Ryan écoutait sans m’interrompre.
Puis il dit doucement :
« Tu aurais pu m’appeler.»
« Je sais.»
« Pourquoi ne l’as-tu pas fait ?»
« Parce que si je t’avais accusé à tort, je n’aurais pas pu retirer mes paroles.»
Il hocha la tête.
« Et si tu avais raison ?»
« Je voulais voir ta tête en rentrant.»
Ryan jeta un coup d’œil aux lasagnes.
« Ma tête n’était visiblement pas rassurante.»
« C’était horrible.»
« J’ai reconnu le plat de Michelle et je me suis rendu compte que j’avais complètement oublié de te parler des lasagnes.»
« Je croyais que tu avais reconnu des indices.»
Il grogna.
Ce soir-là, une fois les enfants endormis, nous avons réchauffé les lasagnes.
Vers 20h30, nous nous sommes installés à la table de la cuisine avec deux verres de vin, dégustant le plat d’une autre femme tout en discutant de la famille imaginaire de mon mari.
Les lasagnes étaient excellentes.
Ce qui m’agaçait encore plus.
« C’est meilleur que les miennes », ai-je fini par admettre.

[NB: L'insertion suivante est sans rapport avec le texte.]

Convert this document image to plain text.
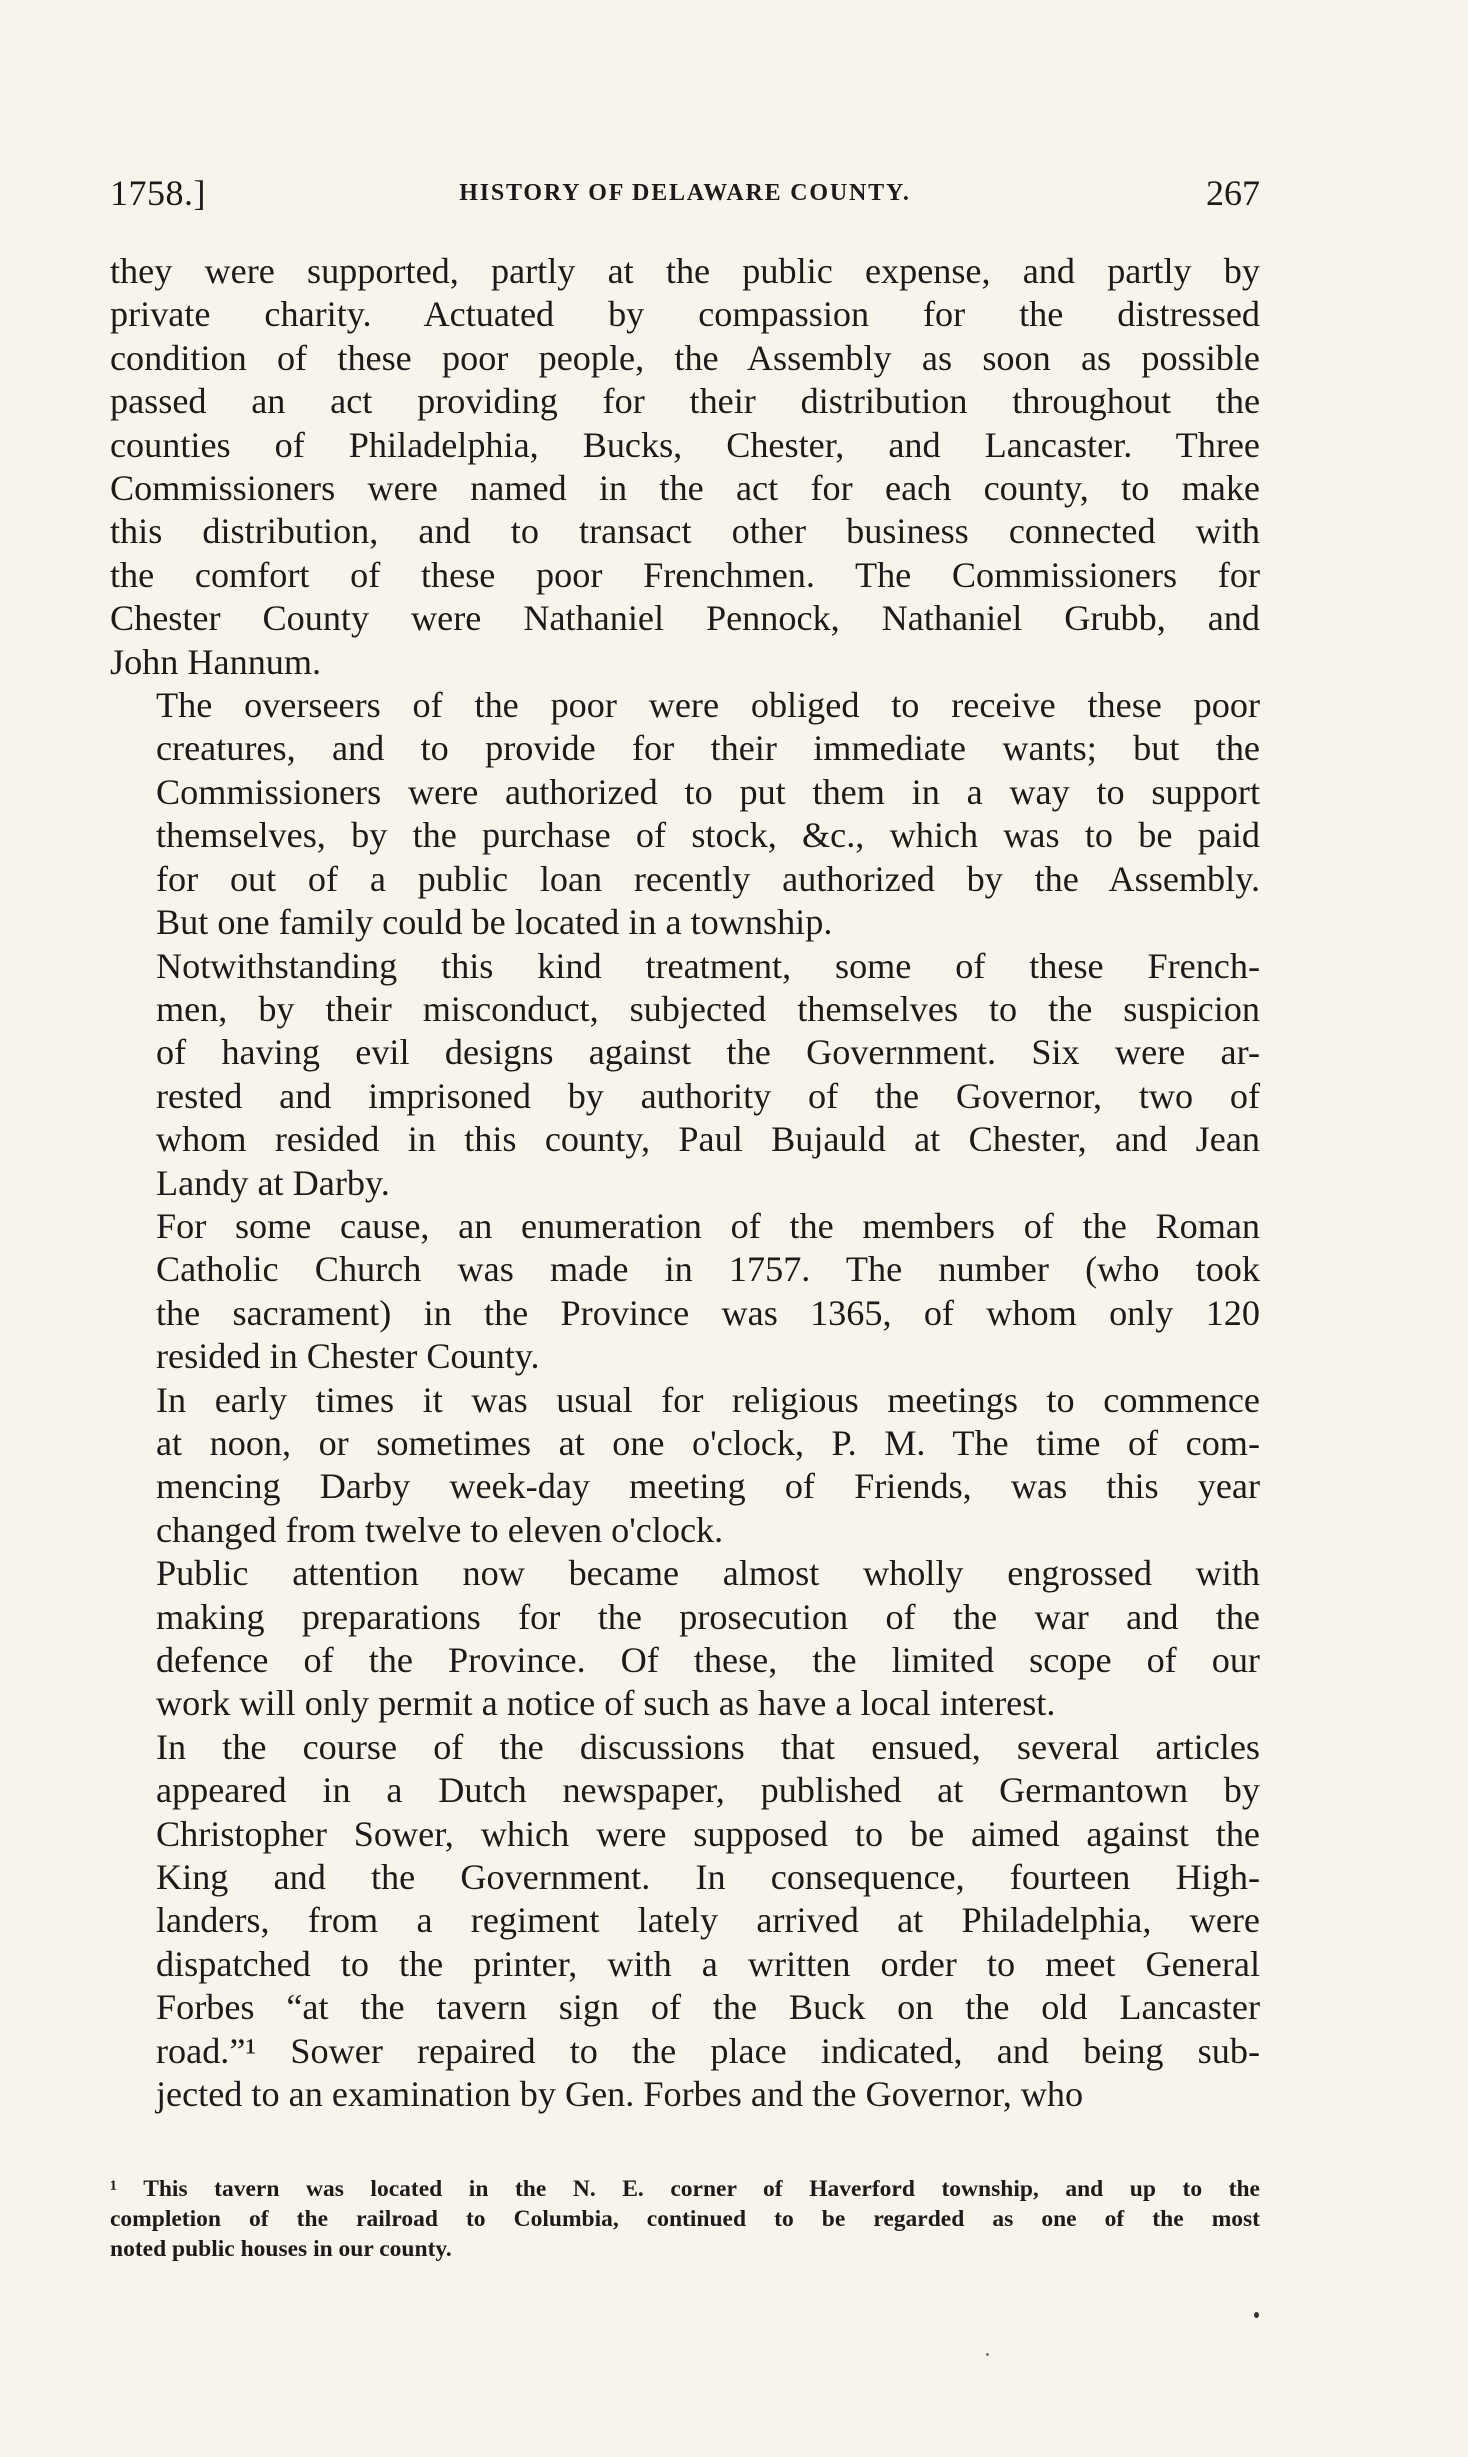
1758.]	HISTORY OF DELAWARE COUNTY.	267
they were supported, partly at the public expense, and partly by
private charity. Actuated by compassion for the distressed
condition of these poor people, the Assembly as soon as possible
passed an act providing for their distribution throughout the
counties of Philadelphia, Bucks, Chester, and Lancaster. Three
Commissioners were named in the act for each county, to make
this distribution, and to transact other business connected with
the comfort of these poor Frenchmen. The Commissioners for
Chester County were Nathaniel Pennock, Nathaniel Grubb, and
John Hannum.
The overseers of the poor were obliged to receive these poor
creatures, and to provide for their immediate wants; but the
Commissioners were authorized to put them in a way to support
themselves, by the purchase of stock, &c., which was to be paid
for out of a public loan recently authorized by the Assembly.
But one family could be located in a township.
Notwithstanding this kind treatment, some of these French-
men, by their misconduct, subjected themselves to the suspicion
of having evil designs against the Government. Six were ar-
rested and imprisoned by authority of the Governor, two of
whom resided in this county, Paul Bujauld at Chester, and Jean
Landy at Darby.
For some cause, an enumeration of the members of the Roman
Catholic Church was made in 1757. The number (who took
the sacrament) in the Province was 1365, of whom only 120
resided in Chester County.
In early times it was usual for religious meetings to commence
at noon, or sometimes at one o'clock, P. M. The time of com-
mencing Darby week-day meeting of Friends, was this year
changed from twelve to eleven o'clock.
Public attention now became almost wholly engrossed with
making preparations for the prosecution of the war and the
defence of the Province. Of these, the limited scope of our
work will only permit a notice of such as have a local interest.
In the course of the discussions that ensued, several articles
appeared in a Dutch newspaper, published at Germantown by
Christopher Sower, which were supposed to be aimed against the
King and the Government. In consequence, fourteen High-
landers, from a regiment lately arrived at Philadelphia, were
dispatched to the printer, with a written order to meet General
Forbes “at the tavern sign of the Buck on the old Lancaster
road.”¹ Sower repaired to the place indicated, and being sub-
jected to an examination by Gen. Forbes and the Governor, who
¹ This tavern was located in the N. E. corner of Haverford township, and up to the
completion of the railroad to Columbia, continued to be regarded as one of the most
noted public houses in our county.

Ryan a pris une autre bouchée.
« Je ne répondrai absolument pas à ça. »
« Bonne idée. »
Lundi, j’ai lavé le plat en verre et je l’ai rendu à Michelle.
Elle a ouvert la porte, déjà souriante.
« Comment va papa ? »
« Ne le dis pas. »
Elle a ri et m’a pris le plat.
Pendant plusieurs semaines, Ryan a soigneusement inspecté chaque récipient avant de le ranger dans le réfrigérateur.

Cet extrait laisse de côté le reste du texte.